The observation of live animals living in recreated environments represents a unique opportunity to examine, study, think… in detail about how they swim, eat, breath, behave with others, camouflage themselves, reproduce… In a few words: to tackle the Biology of aquatic animals, both from seawater and fresh water.

Finally, larger or more precise notions can be examined: the classification of the animal kingdom, the complexity of environments, the actions and impact of Man on ecosystems, food chains, the cycle and quality of water…

The Museum...

With close to 20000 specimens conserved, naturalised, as skeletons… representing the biodiversity of the global fauna, the collections of the Zoology Museum are a unique educational partner. The species are presented according to classical Systematics, that is the traditional classifications, inherited from Carl von Linnaeus and Charles Darwin. This presentation doesn’t take much into consideration the phylogenesis, that is to say the history of the evolution of one species or a group of related species.
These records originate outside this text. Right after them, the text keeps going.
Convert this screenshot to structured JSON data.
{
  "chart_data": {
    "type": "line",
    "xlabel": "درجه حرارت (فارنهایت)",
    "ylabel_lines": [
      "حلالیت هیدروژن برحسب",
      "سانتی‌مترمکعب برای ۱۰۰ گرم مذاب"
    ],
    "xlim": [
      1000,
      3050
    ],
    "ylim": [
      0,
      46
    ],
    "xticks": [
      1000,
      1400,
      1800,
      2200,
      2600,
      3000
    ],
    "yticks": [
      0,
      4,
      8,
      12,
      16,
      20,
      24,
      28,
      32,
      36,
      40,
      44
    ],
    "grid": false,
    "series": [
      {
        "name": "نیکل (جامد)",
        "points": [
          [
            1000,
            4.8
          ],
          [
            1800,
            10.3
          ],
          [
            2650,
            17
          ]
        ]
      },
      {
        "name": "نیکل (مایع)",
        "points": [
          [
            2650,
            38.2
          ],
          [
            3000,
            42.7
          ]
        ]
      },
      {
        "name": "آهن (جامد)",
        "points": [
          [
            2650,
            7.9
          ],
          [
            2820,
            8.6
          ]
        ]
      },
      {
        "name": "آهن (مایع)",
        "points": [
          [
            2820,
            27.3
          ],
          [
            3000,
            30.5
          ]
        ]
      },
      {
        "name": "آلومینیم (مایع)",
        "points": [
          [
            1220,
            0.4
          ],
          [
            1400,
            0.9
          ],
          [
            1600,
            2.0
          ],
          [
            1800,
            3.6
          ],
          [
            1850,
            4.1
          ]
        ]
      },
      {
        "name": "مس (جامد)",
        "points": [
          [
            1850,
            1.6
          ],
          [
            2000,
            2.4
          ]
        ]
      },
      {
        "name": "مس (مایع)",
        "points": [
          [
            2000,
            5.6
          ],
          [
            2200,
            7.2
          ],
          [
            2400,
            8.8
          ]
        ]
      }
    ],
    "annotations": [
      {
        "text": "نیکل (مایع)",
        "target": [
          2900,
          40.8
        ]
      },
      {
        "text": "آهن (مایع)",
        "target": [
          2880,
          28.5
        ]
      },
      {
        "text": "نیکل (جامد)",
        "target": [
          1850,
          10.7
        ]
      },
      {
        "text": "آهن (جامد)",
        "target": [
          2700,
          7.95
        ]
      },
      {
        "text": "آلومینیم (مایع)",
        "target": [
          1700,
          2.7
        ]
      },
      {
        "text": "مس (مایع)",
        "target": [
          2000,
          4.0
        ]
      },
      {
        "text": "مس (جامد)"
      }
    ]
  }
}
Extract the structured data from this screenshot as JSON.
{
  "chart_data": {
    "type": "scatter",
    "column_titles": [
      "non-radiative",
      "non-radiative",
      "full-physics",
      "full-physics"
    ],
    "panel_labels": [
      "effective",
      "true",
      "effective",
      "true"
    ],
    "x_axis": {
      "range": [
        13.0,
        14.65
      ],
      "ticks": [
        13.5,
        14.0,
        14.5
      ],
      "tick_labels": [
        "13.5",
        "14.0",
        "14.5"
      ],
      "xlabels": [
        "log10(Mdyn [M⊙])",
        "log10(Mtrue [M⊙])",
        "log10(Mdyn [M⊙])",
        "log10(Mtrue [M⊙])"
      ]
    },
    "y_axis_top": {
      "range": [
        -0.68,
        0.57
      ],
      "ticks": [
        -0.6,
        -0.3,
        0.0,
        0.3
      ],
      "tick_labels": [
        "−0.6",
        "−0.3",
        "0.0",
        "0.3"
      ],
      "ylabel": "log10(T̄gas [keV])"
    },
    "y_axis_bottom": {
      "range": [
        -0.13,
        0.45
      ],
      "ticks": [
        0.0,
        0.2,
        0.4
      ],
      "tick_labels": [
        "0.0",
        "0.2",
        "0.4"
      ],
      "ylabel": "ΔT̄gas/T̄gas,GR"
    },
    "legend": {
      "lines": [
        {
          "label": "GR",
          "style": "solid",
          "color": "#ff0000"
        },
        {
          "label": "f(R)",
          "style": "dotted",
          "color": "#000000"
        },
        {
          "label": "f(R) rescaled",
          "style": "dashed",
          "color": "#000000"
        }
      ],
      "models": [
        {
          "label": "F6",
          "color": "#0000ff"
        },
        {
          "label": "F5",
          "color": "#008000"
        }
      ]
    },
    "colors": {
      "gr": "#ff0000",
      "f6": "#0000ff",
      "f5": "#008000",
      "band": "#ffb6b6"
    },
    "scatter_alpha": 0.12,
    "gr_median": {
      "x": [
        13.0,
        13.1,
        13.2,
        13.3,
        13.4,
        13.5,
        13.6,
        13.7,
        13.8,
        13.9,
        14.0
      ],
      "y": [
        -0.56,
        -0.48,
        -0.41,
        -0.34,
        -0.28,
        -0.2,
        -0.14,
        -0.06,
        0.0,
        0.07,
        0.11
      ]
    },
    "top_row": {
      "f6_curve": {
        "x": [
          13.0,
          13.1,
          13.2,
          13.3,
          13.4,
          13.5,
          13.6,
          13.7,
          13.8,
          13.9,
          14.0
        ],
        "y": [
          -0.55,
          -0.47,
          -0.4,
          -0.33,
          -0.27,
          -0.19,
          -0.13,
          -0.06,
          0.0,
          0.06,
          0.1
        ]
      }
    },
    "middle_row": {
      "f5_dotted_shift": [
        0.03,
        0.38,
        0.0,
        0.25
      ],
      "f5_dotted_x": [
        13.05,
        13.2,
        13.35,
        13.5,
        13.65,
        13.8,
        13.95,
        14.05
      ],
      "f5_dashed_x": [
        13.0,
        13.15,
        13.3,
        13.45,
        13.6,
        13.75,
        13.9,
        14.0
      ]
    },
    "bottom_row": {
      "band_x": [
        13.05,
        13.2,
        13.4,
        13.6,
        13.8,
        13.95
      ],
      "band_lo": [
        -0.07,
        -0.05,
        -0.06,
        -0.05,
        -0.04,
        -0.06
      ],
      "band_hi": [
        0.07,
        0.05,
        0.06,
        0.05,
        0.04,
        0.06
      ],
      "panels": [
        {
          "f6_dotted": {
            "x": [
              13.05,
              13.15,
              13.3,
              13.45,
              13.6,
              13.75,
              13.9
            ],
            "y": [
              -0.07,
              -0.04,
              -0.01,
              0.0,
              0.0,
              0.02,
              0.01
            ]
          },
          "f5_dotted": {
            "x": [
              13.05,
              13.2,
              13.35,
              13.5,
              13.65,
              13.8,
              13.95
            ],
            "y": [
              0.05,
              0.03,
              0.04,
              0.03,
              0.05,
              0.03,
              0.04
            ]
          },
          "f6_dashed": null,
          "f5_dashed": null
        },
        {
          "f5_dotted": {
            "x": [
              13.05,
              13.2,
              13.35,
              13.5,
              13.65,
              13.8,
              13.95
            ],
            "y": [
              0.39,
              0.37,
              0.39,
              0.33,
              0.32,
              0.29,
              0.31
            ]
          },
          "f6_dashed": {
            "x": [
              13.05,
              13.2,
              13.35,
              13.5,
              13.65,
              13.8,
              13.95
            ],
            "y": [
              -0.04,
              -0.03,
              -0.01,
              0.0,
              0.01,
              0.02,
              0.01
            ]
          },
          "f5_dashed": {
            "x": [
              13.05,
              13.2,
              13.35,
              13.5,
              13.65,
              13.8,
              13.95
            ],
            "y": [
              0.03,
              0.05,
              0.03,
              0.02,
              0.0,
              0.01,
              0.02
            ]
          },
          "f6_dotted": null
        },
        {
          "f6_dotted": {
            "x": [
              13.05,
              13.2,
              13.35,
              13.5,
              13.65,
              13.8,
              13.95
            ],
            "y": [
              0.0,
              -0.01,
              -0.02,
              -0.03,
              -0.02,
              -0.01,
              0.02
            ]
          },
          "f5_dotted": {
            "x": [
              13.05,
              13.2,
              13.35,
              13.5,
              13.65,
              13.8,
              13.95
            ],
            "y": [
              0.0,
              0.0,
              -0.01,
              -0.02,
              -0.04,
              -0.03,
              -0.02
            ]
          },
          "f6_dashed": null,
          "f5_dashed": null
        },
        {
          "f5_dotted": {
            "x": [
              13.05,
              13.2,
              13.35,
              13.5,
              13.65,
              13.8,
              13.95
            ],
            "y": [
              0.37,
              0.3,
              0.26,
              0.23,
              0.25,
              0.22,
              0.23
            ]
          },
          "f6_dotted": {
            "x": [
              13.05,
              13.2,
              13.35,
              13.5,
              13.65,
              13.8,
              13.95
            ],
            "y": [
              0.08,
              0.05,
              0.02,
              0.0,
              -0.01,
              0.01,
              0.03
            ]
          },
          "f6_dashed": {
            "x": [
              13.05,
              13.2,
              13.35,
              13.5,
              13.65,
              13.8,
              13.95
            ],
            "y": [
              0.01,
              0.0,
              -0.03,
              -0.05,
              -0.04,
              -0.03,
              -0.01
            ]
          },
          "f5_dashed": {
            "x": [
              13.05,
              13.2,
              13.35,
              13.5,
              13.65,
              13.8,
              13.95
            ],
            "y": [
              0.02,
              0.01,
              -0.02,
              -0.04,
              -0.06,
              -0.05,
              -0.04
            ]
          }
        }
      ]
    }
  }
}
This presentations allows for a global approach to the diversity of the species, to the binomial nomenclature (two Latin names to designate a species, the genus name followed by a species qualifier: Felis catus, the domestic cat), to taxonomy based on several common characteristics, to the hierarchical classification in groups of organisms more and more numerous (species, genus, family, order, class, branch, kingdom)…

Finally, the Museum specimens allow the observation of the external characteristics of animals, to understand their anatomy, to analyse their adaptations to life on earth, in the air, in the water… More than an initiation to animal life, a true acquiring of knowledge.